The Long Way Round 

For two weeks they have given advanced warning that Bridge Road south would be closed for 2 weeks from today for roadworks. I actually remembered before I got there, drove 10 minutes out of my way to bypass said road and come out at the other end. Only to find they hadn’t closed it yet and it would have taken one minute to drive it. 

Get to Bungay to find more road closed signs. Took a risk and they closed the road right in front of me. One three point turn later and I was away trying to find an alternate route. I can’t believe I actually found my way. I decided just to follow another car I happened upon and luckily it turned out he was going to where I needed to be. Lucky I didn’t end up in Norwich really!

Please Release Me

Release? Well I would like to be released from my daily ditziness. 

This morning I said goodbye to everyone and left the house for work. Two minutes later I was back. “What you forgotten now?” asked hubby. “Nothing” I replied “I just took your car keys instead of mine”

Driving off down the road and my seat belt warning light came on. I was moving my bag around in the passenger seat and thinking that surely it wasn’t that heavy? It wasn’t until I lifted it off and the warning was still sounding that I realised I hadn’t secured MY seatbelt. 

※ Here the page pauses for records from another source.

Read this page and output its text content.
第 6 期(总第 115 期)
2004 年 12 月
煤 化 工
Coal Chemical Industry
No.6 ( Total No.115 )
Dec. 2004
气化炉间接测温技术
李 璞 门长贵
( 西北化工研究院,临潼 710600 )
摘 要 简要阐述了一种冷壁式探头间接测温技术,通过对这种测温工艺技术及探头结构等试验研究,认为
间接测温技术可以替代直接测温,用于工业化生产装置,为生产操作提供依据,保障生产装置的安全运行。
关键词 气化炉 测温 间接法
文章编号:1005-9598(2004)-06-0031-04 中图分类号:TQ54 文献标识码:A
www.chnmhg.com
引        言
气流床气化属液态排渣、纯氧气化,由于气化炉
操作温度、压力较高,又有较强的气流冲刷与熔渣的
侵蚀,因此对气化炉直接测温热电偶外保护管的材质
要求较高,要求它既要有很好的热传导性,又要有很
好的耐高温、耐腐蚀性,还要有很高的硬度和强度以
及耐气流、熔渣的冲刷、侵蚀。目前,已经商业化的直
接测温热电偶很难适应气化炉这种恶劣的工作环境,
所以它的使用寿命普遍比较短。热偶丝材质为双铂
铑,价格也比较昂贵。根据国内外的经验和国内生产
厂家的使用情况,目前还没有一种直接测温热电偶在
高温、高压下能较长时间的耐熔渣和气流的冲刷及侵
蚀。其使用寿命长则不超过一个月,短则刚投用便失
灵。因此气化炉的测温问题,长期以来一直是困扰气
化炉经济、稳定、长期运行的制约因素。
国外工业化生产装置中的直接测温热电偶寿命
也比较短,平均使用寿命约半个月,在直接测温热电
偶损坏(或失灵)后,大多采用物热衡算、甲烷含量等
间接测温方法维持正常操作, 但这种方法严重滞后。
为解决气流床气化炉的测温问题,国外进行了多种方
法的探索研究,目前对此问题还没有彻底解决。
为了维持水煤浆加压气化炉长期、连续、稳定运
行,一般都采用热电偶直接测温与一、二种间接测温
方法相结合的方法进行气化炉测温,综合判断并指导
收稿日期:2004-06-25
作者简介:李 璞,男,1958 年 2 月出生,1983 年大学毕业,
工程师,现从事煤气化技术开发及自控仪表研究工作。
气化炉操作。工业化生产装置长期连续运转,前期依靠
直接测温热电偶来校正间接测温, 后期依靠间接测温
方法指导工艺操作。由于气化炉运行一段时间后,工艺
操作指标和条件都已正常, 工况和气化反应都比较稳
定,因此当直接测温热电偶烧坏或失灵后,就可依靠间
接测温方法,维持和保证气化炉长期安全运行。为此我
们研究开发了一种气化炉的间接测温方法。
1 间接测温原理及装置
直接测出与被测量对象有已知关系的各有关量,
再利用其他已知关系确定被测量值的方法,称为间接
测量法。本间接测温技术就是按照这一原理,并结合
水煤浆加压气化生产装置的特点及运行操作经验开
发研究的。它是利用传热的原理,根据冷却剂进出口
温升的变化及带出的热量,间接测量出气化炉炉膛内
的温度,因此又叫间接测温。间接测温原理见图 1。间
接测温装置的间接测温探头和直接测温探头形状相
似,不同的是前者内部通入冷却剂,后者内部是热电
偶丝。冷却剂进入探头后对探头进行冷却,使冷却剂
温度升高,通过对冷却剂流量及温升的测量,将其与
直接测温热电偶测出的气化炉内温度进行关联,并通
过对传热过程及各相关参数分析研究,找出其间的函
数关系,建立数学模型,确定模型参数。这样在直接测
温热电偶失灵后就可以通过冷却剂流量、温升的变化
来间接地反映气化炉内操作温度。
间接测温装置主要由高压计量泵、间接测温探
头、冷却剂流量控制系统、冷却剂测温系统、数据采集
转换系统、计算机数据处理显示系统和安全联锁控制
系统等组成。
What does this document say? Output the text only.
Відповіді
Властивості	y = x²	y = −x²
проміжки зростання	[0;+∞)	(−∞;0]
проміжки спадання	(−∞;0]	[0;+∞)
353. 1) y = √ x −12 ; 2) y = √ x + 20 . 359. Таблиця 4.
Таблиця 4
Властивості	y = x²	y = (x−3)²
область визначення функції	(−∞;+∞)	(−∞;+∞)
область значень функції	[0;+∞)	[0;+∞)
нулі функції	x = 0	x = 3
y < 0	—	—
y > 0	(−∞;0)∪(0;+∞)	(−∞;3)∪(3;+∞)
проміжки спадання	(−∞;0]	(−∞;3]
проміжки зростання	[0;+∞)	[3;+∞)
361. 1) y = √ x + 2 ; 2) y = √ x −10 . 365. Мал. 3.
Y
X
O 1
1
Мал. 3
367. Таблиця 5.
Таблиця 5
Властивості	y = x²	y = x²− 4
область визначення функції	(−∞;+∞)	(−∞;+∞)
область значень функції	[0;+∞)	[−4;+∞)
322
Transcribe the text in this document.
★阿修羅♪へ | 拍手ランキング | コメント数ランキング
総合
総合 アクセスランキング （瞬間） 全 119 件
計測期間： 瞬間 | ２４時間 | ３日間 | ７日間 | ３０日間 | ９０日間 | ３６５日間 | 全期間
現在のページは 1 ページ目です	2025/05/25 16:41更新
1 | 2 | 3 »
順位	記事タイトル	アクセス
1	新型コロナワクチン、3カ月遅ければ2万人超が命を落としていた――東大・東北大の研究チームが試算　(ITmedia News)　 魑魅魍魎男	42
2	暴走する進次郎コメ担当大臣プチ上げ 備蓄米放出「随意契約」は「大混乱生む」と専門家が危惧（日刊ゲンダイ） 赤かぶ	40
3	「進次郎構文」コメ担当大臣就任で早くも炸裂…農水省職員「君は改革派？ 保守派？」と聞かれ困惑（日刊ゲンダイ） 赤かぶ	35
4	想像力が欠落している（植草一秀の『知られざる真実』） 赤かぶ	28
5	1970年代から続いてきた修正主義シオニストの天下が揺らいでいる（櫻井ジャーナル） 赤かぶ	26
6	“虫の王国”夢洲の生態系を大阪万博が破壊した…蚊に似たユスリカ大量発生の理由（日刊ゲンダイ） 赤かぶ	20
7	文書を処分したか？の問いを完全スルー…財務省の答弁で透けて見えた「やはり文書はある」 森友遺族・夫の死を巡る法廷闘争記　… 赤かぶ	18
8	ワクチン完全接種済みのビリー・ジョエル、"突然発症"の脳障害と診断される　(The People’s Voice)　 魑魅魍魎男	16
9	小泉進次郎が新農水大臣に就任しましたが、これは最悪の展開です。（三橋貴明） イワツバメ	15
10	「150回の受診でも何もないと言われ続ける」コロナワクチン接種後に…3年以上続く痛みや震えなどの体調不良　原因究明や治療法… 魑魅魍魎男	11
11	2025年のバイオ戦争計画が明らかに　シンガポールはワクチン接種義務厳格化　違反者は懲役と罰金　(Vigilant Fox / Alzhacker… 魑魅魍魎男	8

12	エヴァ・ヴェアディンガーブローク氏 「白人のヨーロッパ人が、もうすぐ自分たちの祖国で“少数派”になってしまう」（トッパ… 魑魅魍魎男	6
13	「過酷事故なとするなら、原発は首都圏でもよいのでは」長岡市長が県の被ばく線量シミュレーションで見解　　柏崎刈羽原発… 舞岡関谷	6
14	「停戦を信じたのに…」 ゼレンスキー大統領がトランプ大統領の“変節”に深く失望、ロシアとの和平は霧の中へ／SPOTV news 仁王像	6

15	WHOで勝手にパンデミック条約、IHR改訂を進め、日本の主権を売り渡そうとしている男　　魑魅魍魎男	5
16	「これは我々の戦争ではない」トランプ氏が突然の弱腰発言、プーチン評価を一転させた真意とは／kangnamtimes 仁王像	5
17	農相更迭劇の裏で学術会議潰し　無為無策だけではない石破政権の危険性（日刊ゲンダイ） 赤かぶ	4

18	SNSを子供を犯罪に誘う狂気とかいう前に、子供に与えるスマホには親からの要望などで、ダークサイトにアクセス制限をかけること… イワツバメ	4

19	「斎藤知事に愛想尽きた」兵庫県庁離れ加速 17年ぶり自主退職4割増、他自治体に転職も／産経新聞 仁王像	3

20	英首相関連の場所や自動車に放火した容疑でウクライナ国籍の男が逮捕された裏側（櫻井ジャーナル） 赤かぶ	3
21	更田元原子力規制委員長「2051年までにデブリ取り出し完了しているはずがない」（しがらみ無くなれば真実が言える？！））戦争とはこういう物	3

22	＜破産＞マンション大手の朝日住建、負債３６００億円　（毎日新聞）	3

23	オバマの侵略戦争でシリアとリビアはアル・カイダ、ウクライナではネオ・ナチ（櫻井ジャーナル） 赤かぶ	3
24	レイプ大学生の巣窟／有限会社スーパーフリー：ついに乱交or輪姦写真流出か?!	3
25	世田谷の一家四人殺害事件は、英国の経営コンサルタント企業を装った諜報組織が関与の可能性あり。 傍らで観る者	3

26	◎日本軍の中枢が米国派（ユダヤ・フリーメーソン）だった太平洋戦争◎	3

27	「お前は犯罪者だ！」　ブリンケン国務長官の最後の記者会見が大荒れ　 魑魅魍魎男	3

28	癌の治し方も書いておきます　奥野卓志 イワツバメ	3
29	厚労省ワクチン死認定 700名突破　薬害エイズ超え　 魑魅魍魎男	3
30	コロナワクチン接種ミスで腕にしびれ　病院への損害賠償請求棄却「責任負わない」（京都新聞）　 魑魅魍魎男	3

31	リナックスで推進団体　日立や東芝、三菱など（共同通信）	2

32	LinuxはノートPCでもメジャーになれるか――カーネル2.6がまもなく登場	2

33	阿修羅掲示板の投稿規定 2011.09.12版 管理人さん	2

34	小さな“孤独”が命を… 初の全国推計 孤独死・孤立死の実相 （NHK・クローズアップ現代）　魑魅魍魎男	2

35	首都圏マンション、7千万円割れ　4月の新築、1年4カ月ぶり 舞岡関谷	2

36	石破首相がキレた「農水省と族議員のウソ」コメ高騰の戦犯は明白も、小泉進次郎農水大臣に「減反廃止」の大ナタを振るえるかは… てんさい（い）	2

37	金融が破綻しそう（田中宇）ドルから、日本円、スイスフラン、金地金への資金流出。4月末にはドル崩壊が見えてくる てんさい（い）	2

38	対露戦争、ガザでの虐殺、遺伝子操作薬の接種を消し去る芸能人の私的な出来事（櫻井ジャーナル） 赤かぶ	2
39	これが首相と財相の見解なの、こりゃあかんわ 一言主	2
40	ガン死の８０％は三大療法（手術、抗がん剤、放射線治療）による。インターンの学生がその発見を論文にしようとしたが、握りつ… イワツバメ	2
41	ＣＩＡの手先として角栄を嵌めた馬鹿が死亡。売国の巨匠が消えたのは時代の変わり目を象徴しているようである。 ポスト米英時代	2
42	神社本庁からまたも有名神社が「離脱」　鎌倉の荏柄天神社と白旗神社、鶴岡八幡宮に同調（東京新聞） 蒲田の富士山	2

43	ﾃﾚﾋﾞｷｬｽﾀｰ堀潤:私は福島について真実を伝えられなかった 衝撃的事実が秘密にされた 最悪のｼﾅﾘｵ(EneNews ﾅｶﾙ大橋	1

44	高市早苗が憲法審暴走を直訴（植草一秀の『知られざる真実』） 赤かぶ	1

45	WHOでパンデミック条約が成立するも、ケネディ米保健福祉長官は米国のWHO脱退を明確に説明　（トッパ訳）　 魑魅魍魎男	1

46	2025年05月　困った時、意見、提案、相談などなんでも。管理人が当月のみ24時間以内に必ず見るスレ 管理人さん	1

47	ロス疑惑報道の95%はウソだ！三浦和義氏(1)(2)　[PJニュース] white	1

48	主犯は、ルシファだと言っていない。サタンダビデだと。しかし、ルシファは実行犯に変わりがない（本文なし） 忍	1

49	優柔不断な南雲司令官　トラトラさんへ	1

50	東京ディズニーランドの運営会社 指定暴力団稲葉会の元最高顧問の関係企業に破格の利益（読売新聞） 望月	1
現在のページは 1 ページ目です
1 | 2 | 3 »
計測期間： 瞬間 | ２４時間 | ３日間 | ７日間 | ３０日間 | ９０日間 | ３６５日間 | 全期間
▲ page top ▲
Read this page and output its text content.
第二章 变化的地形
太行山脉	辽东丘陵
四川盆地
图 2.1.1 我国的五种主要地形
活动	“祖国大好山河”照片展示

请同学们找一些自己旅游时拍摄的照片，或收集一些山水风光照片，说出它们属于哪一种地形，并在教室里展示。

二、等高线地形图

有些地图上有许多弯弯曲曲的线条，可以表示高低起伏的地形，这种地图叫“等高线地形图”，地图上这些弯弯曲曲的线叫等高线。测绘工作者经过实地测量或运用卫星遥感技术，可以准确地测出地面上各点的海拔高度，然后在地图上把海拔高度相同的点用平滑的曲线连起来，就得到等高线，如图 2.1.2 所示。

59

Later in the day I got a message to ring a polic officer on 101 and was given a 4 digit extension number. I tried it 3 times to no avail as the extension number was not recognised. I hung up, rung 101 and spoke to someone explaining my dilemma. The response came ” No wonder madam. That’s his collar number not his extension. I’ll put you through now. Who shall I say is calling?” I gave my name but was far to embarrassed to say my professional capacity of responsible mental health nurse. 

I need either locking up or releasing from my craziness! 

Stolen Moments

I heard on the radio today about a group of people sitting in a pub when a bat flew in. 

The landlord was pleased to hear that one of his punters had experience with bats. Until the guy declared “I’ve been married to one for 30 years”

We may not be 30 years in, but this reminded me of all the times when at the checkout, we are asked if we need a bag. Mark always looks straight at me an replies “No. it’s ok. I already have one”


Just got back from a lovely dinner and went to the lobby bar for a drink. Sat down with Bonnie and Robbie and had to toddle off to little girls room (again – bloody kids and meno). When I got back I saw all were ready to rock n roll. Picked up a red drink with ice. Cheers. Ooh. What’s this?

Don’t know was the unanimous response. They were here when we sat down 

A Fishy Tale

Mark just spent the best twenty dollars ever – for me to snorkel on Dominican coral reef. It was an electric marine display which all went really well until something grabbed my left leg. Knowing Mark was not with me I computed that none of my other swimming companions would do this and so ensued a manic panic swim back to the boat. Whatever it was had a good grip and would not let go even once back at the boat. I held onto the side of the boat and shook and hit my leg whilst the captain looked on. I knew there was a reason I don’t usually where flippers – they collect bloody seaweed!